Minimizes Bias: The random shuffling and partitioning of data into folds help minimize bias associated with the order or any potential patterns in the data collection process. This randomization helps ensure that the validation process is as impartial as possible.
Data Preprocessing: Centering and scaling are crucial for SVM performance because it ensures that all features contribute equally to the distance calculations in the feature space.
Model Overview: SVM is a powerful classification technique that works by finding a hyperplane in an N-dimensional space (N — the number of features) that distinctly classifies the data points. For non-linearly separable data, SVM uses a kernel trick to transform the data into a higher-dimensional space where a hyperplane can be used for separation.
Radial Basis Kernel Function: The SVM model uses a Radial Basis Function (RBF) kernel to handle non-linear separation between classes. This kernel function is defined as
\[ K(x_i, x_j) = e^{-\gamma \|x_i - x_j\|^2} \] Here, \(xi\) and \(xj\) are two feature vectors in the input space, γ is a parameter that defines the spread of the kernel, and \(\|x_i - x_j\|^2\) is the squared Euclidean distance between the two feature vectors.
After Incorporating our data columns, the SVM’s RBF kernel equation looks like below.
\[ K(x_i, x_j) = e^{-\gamma (\|CreditScore_i - CreditScore_j\|^2 + \|Age_i - Age_j\|^2 + \|Balance_i - Balance_j\|^2 + \|ProductsNumber_i - ProductsNumber_j\|^2 + \|EstimatedSalary_i - EstimatedSalary_j\|^2 + \ldots)} \]
The trained models are tested on Test set and compared the performances of both models.
Accuracy: The percentage of total customers correctly predicted as churned or not churned by the model.
Sensitivity (Recall): The proportion of actual churned customers that the model correctly identifies (True Positives).
Specificity: The proportion of customers who have not churned that the model correctly predicts as not exiting (True Negatives).
Kappa: The measure of agreement between the churn predictions and actual churn instances, corrected for chance agreement.

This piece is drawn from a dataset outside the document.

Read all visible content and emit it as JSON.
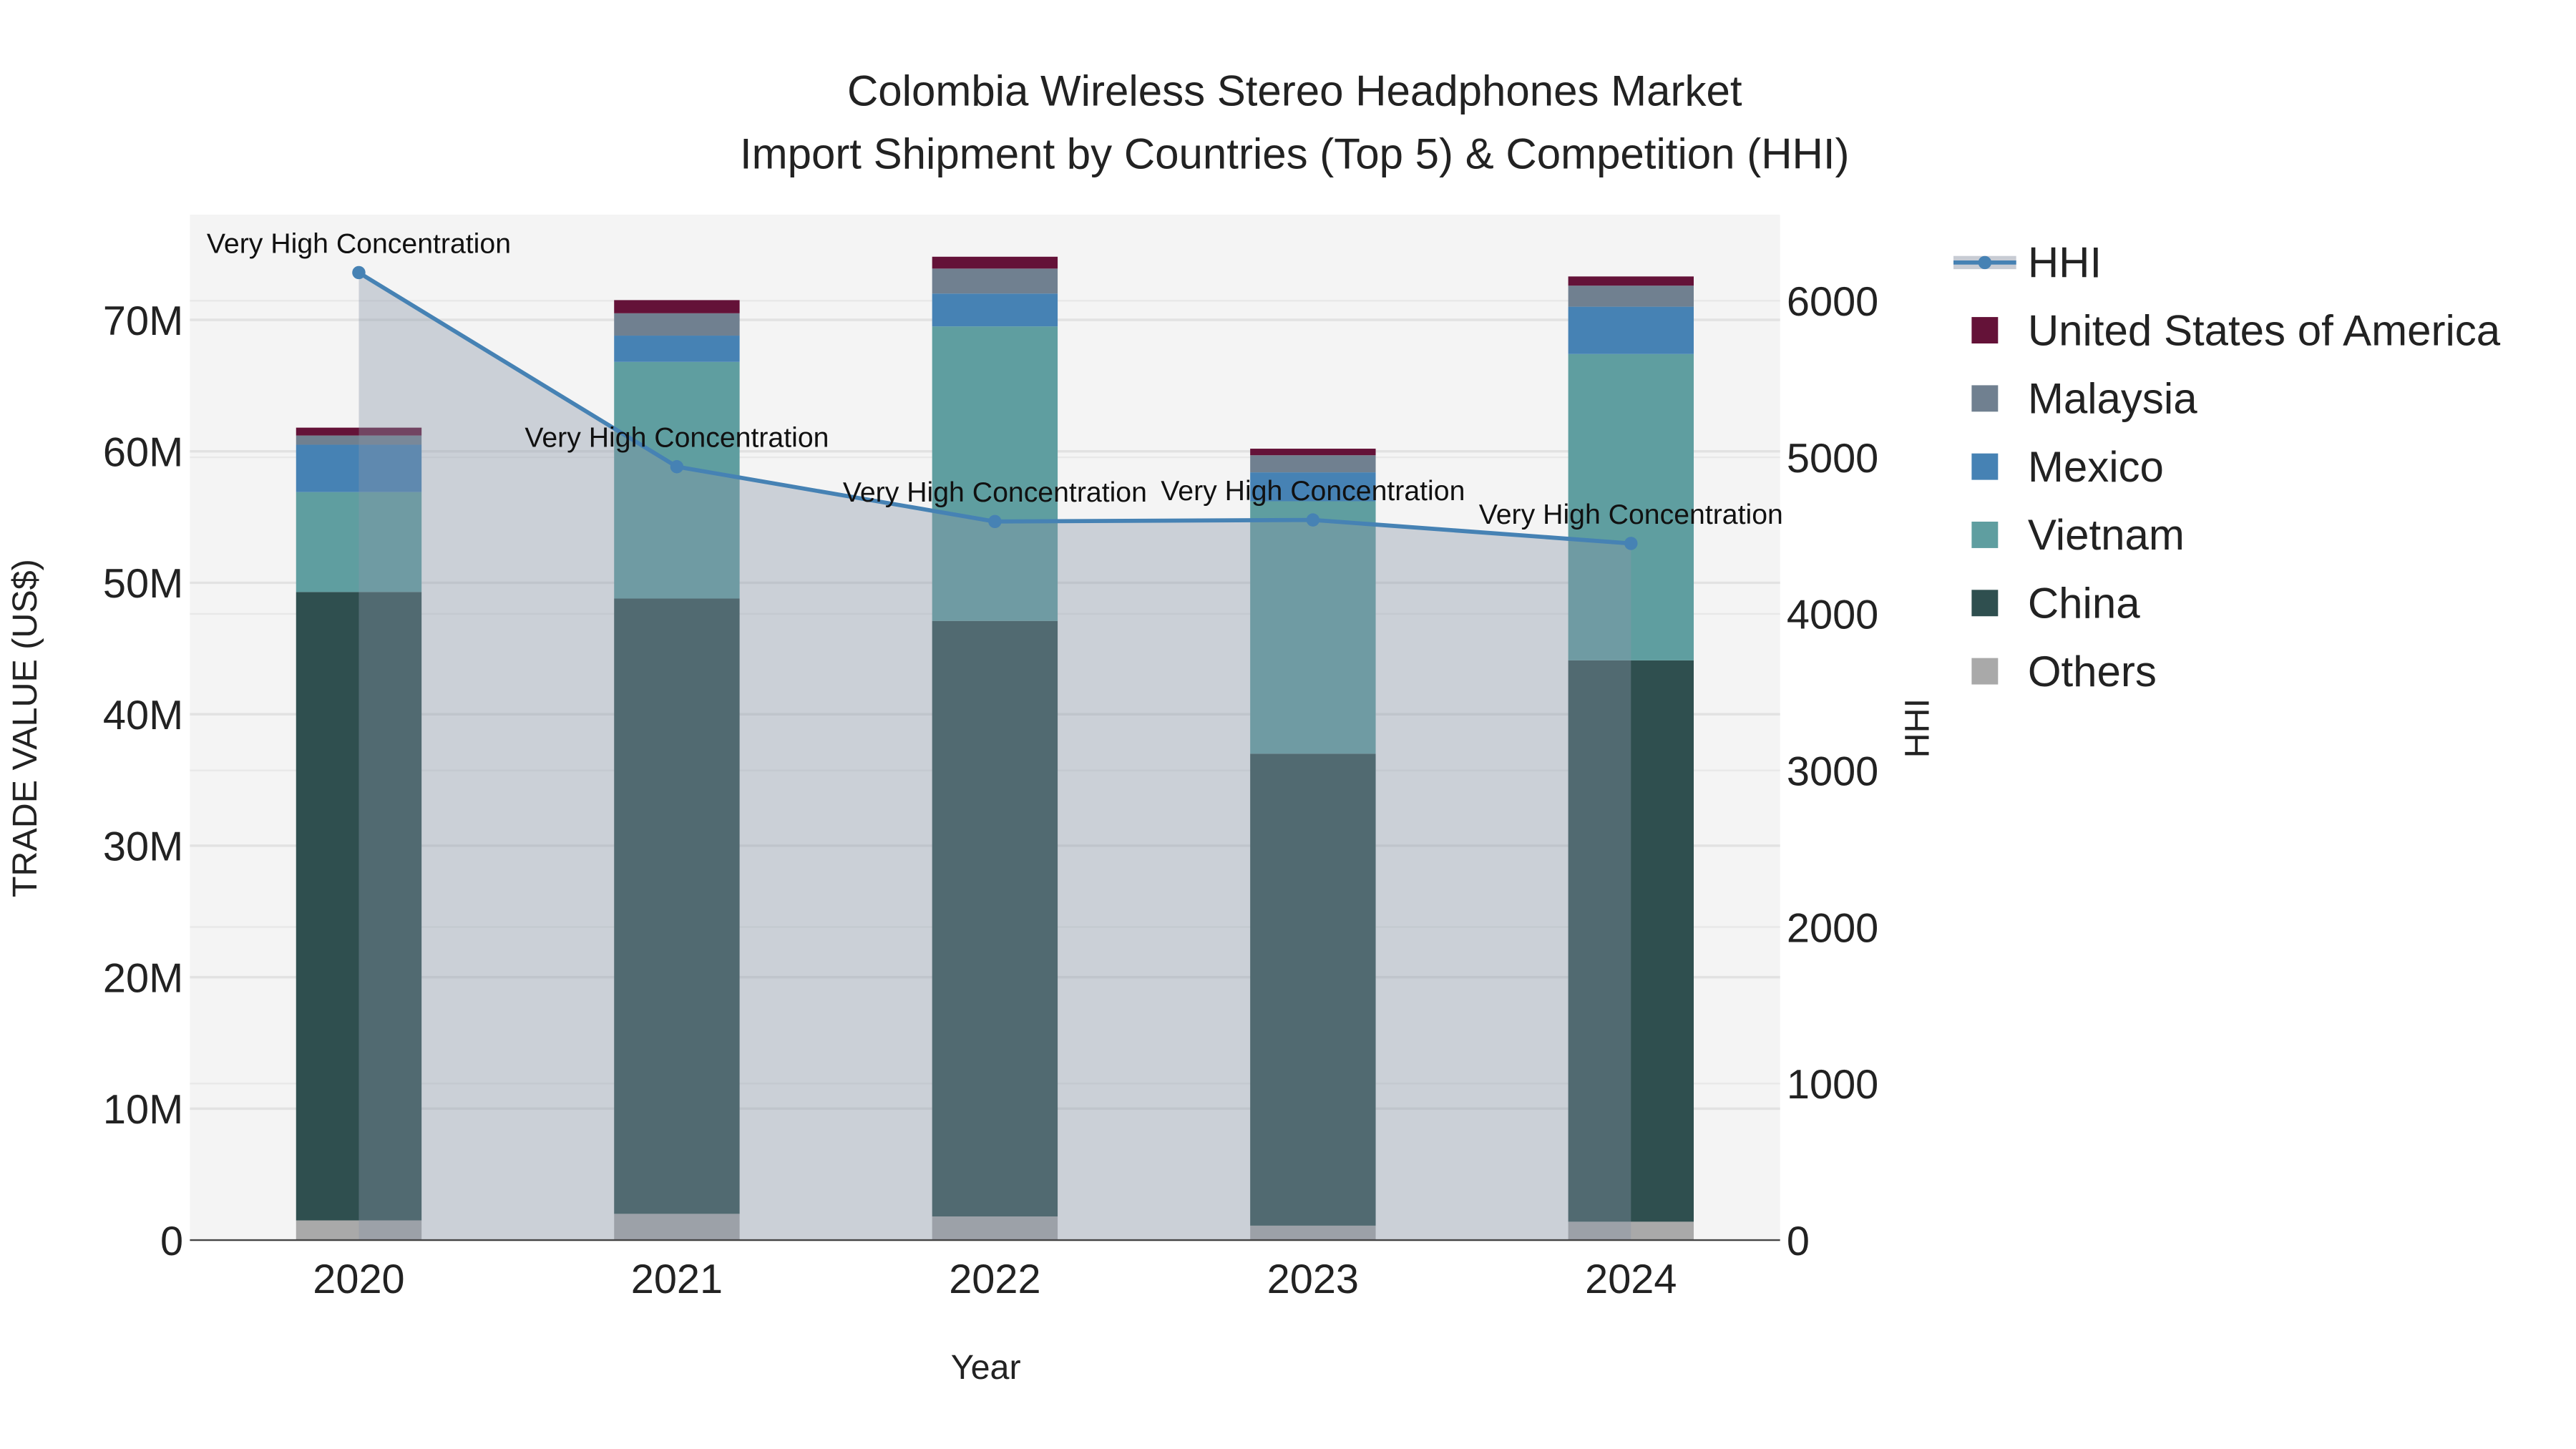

Positive Predictive Value (Precision): The proportion of customers who have not churned that the model correctly predicts as not exiting (True Negatives).
Negative Predictive Value: The likelihood that a customer predicted to not churn by the model has indeed not churned.

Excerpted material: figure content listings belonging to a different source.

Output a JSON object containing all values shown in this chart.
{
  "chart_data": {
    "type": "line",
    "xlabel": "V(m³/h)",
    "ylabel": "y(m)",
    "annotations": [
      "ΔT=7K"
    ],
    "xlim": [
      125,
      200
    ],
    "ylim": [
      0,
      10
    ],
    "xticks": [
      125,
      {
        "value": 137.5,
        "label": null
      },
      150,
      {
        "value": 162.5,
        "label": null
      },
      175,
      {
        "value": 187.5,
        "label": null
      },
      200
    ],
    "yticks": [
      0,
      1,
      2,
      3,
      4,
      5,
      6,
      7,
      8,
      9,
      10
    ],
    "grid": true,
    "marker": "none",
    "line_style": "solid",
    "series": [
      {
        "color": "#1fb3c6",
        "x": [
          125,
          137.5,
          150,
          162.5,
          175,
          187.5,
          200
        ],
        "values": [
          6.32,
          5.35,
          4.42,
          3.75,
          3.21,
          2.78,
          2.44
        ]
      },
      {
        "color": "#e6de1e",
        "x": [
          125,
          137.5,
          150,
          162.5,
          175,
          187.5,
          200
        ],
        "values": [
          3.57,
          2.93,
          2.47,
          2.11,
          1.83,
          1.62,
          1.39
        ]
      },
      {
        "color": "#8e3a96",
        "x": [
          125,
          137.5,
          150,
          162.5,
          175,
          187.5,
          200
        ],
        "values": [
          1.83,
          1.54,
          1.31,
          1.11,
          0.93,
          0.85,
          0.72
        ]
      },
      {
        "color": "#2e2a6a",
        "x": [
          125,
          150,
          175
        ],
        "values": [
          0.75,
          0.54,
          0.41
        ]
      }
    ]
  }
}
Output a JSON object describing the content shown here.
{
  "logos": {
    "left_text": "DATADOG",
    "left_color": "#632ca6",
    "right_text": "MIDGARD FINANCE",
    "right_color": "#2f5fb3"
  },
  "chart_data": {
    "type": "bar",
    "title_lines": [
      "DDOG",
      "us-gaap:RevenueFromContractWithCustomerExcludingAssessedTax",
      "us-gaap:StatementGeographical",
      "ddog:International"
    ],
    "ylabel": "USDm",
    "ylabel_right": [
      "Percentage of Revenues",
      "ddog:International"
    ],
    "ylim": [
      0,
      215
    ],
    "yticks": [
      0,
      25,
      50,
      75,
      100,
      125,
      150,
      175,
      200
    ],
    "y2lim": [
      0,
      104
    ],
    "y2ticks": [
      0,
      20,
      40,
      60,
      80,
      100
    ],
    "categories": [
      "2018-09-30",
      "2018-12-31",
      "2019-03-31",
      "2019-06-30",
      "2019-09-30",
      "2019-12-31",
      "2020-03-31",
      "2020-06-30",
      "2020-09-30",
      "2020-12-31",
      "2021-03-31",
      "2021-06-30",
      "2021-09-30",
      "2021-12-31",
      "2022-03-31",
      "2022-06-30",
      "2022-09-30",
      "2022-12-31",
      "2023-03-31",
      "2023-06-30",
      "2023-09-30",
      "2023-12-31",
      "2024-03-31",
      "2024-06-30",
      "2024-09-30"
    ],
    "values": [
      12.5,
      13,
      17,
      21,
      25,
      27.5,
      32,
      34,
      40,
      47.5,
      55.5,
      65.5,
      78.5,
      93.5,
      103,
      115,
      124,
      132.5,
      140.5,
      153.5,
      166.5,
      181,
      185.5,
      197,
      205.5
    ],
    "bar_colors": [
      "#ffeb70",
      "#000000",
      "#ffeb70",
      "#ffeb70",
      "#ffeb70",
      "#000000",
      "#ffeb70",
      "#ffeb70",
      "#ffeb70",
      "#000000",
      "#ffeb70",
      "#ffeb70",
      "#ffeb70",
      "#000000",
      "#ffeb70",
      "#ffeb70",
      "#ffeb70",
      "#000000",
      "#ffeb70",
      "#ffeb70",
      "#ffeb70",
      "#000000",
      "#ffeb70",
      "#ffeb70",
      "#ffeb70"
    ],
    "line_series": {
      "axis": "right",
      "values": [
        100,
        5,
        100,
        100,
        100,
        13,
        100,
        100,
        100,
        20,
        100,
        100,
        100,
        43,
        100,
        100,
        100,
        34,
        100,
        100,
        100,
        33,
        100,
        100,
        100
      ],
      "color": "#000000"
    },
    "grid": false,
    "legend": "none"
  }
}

Balanced Accuracy: An average of the model’s ability to correctly identify both churned and retained customers, crucial for datasets where churn events are less common.
AUC-ROC: The probability that the model ranks a randomly chosen churned customer higher than a randomly chosen customer who hasn’t churned, indicating how well the model distinguishes between the two groups.

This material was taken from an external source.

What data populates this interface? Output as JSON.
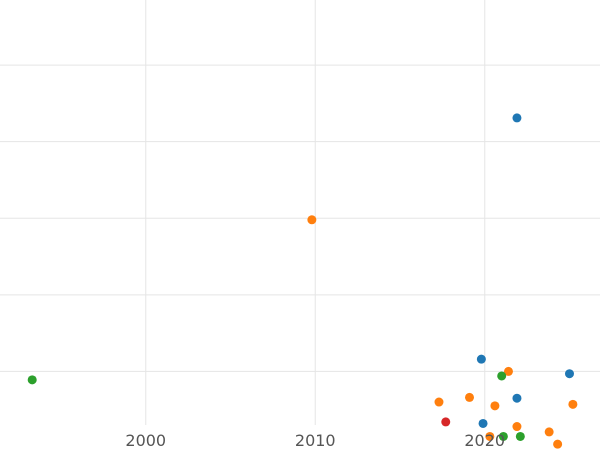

| Metric | SVM | Random Forest |
|---|---|---|
| Accuracy | 79.52% | 83.38% |
| Kappa | 0.494 | 0.5375 |
| Sensitivity | 79.11% | 86.48% |
| Specificity | 81.09% | 71.70% |
| Positive Predictive Value | 94.02% | 91.99% |
| Negative Predictive Value | 50.82% | 58.54% |
| Balanced Accuracy | 80.10% | 79.09% |
| AUC-ROC | 0.801 | 0.791 |
In this analysis of bank customer churn prediction, the Support Vector Machine (SVM) model has shown promising results, particularly in terms of specificity (81.09%) and positive predictive value (94.02%). These metrics are crucial in the banking context, as they indicate the model’s accuracy in correctly identifying loyal customers (specificity) and its reliability in flagging potential churners (positive predictive value). Additionally, the SVM model’s highest AUC-ROC score of 0.801 underscores its effectiveness in distinguishing between customers who are likely to churn and those who are not across various decision thresholds.
Although the Random Forest model exhibited the highest overall accuracy (83.38%) and kappa score (0.5375), its lower specificity and negative predictive value compared to the SVM model suggest it may produce more false positives, leading to misallocated retention efforts.